Data not available

[alexande...@fbb.msu.ru]

Hello,

Thank you for your tremendous work.

I'm a student at Moscow State University studying bioinformatics and I'm doing my course project on differential expression. I intended to use your database as it's comprehensive and well-set investigation, but unfortunately I've recently found that the link you provided for data (https://portals.broadinstitute.org/singlecell) isn't leading anywhere (causes error 404).

Is it possible for you to provide some kind of mirror for this data?

Thank you!

[Atray Dixit]

Hi Alexander,

I can check on the portal availability next week, but our pilot data can be accessed in the data folder within the github repository here:

https://github.com/asncd/MIMOSCA/tree/master/Power_Analysis_DOE/

and the GEO link here:

https://www.ncbi.nlm.nih.gov/geo/query/acc.cgi?acc=GSE90063

Good luck,

Atray

[alexande...@fbb.msu.ru]

Thanks a lot, Atray,

Could I ask you a few more questions?
If I understood everything right, there's no matrix KO versus gene with expression information on this gene in final data you provide on GEO.
Final accession to work with are matrices "gene - cell (i. e. KO) - UMI". Could you please clarify what is the numeric information in UMI column?

Thank you!

Alexander

[Atray Dixit]

I'm not sure I understand the first question, are you asking if there is a matrix of KO versus cell to figure out which cell has which perturbation? If so, then the equivalent information is provided in dictionaries (files whose name include cbc_gbc_dict on GEO)

For the second question, the numeric information in the UMI column is indeed UMI counts. If you would prefer, I can add the full (non-sparse) expression matrices (genes x cells) to GEO, I just found the .mtx format to load faster into memory.

[qian...@gmail.com]

Hello, 

Thanks for the great and exciting work! I'm a student at Tongji University studying transcriptomics. I have one related question on data availability. For GEO, https://www.ncbi.nlm.nih.gov/sra?term=SRX2360556 and https://www.ncbi.nlm.nih.gov/sra?term=SRX2360555 shows that the layout are single-ended, which is written as paired-end in paper. Should we treat it with fastq-dump as single-end or pair end? 
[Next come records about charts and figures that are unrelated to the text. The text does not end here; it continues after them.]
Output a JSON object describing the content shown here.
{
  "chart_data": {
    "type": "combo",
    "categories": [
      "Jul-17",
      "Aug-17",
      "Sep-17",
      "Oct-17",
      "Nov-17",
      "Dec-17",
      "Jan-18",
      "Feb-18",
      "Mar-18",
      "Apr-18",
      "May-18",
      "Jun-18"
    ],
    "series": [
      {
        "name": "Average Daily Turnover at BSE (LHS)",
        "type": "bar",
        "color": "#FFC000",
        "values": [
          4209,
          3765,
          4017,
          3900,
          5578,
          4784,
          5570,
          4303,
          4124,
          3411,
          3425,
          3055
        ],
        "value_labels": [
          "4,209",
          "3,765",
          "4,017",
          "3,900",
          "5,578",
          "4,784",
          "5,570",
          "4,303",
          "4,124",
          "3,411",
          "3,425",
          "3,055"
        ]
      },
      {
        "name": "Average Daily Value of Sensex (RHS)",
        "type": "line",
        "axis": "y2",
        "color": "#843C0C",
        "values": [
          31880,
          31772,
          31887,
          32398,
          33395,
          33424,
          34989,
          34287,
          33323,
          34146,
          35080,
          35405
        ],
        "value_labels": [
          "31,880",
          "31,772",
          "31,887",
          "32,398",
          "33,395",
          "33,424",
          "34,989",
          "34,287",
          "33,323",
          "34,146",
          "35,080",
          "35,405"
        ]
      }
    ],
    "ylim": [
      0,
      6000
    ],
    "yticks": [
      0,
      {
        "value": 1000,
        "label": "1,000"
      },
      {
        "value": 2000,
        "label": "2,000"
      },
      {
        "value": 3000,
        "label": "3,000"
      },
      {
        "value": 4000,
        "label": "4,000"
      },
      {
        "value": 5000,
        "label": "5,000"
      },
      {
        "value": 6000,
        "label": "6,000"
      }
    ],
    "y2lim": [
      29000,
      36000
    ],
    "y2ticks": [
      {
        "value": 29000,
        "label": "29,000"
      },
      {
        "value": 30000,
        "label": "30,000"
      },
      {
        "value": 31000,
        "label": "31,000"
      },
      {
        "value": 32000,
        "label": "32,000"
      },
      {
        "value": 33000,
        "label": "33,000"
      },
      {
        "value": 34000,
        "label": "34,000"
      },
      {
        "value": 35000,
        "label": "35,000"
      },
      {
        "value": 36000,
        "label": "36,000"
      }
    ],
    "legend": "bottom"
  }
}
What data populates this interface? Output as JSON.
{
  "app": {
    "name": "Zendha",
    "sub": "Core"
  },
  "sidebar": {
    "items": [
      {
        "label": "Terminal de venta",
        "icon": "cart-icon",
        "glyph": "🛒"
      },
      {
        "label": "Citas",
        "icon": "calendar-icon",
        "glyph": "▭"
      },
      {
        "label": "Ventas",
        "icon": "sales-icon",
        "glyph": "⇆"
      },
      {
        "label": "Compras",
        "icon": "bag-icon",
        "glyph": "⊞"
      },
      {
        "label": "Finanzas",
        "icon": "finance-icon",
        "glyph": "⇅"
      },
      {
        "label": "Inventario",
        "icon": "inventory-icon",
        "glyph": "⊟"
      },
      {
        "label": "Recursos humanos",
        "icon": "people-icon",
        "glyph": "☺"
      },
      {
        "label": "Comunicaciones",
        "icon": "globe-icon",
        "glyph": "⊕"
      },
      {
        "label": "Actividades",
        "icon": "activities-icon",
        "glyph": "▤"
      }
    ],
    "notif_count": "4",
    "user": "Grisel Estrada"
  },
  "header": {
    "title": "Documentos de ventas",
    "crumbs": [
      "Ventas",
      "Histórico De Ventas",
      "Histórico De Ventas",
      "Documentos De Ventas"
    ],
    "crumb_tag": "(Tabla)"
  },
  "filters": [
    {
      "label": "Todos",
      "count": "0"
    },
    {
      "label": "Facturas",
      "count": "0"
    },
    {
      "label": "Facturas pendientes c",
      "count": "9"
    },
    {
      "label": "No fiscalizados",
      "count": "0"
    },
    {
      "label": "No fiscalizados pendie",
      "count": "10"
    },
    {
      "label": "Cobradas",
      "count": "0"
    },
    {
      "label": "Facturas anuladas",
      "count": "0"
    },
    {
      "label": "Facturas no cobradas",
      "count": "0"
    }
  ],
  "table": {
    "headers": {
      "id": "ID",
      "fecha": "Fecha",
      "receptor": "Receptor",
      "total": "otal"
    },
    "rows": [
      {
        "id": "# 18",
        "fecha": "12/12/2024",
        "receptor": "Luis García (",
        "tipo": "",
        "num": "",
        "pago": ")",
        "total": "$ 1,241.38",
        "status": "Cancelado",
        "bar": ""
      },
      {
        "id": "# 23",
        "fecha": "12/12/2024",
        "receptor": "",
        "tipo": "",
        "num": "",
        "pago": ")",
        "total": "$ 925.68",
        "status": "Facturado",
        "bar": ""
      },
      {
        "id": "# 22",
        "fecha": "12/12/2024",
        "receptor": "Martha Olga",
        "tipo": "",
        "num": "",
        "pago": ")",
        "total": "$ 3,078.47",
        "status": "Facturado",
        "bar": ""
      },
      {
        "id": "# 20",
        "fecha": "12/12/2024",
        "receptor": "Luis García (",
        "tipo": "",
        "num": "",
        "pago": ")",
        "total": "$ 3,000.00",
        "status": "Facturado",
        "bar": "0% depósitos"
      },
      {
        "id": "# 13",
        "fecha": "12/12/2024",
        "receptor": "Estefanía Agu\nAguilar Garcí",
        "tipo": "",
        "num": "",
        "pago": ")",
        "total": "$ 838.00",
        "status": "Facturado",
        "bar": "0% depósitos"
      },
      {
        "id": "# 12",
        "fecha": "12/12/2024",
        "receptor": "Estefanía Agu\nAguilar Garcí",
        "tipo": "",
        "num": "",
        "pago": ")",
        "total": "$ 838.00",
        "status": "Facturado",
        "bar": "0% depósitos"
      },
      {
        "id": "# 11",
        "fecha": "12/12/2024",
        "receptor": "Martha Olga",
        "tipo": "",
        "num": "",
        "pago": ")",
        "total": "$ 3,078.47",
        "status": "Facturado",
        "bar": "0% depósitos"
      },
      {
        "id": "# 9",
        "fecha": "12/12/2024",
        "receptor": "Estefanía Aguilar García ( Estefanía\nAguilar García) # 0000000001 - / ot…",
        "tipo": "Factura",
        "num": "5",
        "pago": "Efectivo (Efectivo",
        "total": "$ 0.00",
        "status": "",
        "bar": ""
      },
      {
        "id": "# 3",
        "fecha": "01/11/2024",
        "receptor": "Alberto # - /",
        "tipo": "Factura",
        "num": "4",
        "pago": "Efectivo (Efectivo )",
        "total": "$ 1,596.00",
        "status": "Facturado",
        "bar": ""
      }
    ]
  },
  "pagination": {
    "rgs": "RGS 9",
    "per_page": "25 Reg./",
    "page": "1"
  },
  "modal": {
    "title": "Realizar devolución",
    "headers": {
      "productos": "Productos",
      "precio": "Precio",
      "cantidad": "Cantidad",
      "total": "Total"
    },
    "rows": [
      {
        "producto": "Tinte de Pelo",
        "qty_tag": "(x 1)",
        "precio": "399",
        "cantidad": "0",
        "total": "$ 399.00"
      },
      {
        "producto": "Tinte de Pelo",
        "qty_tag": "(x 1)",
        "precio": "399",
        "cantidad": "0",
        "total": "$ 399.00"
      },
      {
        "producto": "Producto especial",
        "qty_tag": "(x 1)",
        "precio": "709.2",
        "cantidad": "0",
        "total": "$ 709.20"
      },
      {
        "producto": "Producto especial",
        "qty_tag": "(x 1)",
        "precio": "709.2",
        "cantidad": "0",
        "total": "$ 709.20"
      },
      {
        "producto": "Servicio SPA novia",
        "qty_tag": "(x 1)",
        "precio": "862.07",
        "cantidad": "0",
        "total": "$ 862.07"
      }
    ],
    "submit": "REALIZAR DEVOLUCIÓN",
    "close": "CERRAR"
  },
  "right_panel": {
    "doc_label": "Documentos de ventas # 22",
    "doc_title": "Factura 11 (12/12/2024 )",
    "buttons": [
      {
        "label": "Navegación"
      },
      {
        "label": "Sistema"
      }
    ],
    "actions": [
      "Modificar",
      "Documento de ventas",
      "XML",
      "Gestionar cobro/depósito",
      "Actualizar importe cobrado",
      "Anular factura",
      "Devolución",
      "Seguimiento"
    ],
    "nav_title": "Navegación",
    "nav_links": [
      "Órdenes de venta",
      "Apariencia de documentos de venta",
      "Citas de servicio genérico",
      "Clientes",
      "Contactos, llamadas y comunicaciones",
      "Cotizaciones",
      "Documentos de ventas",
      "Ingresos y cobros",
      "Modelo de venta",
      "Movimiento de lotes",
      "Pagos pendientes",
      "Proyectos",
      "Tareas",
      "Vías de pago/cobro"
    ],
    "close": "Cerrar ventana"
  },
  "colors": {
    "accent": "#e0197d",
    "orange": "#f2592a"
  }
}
Further, the paper's method section mentioned that the the BCL files is treated with bcl2fastq2, kentools, and linux command to get the fastq sequence related to GBC. If we can only get fastq, can we start with grep the constant GBC sequence and then 
cat *${inputbc}.txt j sort j uniq -c j sort -k1,1g j awk ‘{print $1’’yt’’$2’’yt’’$3’’-’’$4}’ . Can you please provide a bit more details? such as what dose the inputbc mean? Are all SRR on GEO needed to be concatenated to run through cellranger?

[Atray Dixit]

1. So actually the raw data files on GEO are bam files NOT fastq files (this was just done because the number of fastq files output by the 10x program by default is quite large)

Reads are single end in the sense that it is 3' RNA-seq but paired end in the sense the the other read contains cell barcode information

2. There are two kinds of sequencing data processed for this work. One type is 10X scRNA-seq and another type is from the enrichment part to read out the GBC/CBC pairings. The later is what you are referring to from our paper's method section.

To answer your question the data on GEO does NOT need to be processed in this way to run through cellranger, we provide the processed output from cell ranger as well as the .bam files containing the raw read information that cellranger outputs. If you'd like raw fastq files as well, I believe 10X is working on a solution to make it easier to post those to GEO.

If you want an example of how to process the GBC sequencing data from raw files. A description is provided here, and a specific ipython notebook example here.

Good luck!

[qian...@gmail.com]

Thanks so much, Atray. We've got the Bam and analysis notebook.

Best

Alvin

[李威毅]

Dear sir 

could you please  add the full (non-sparse) expression matrices (genes x cells) to GEO? I can't find the WT matrix.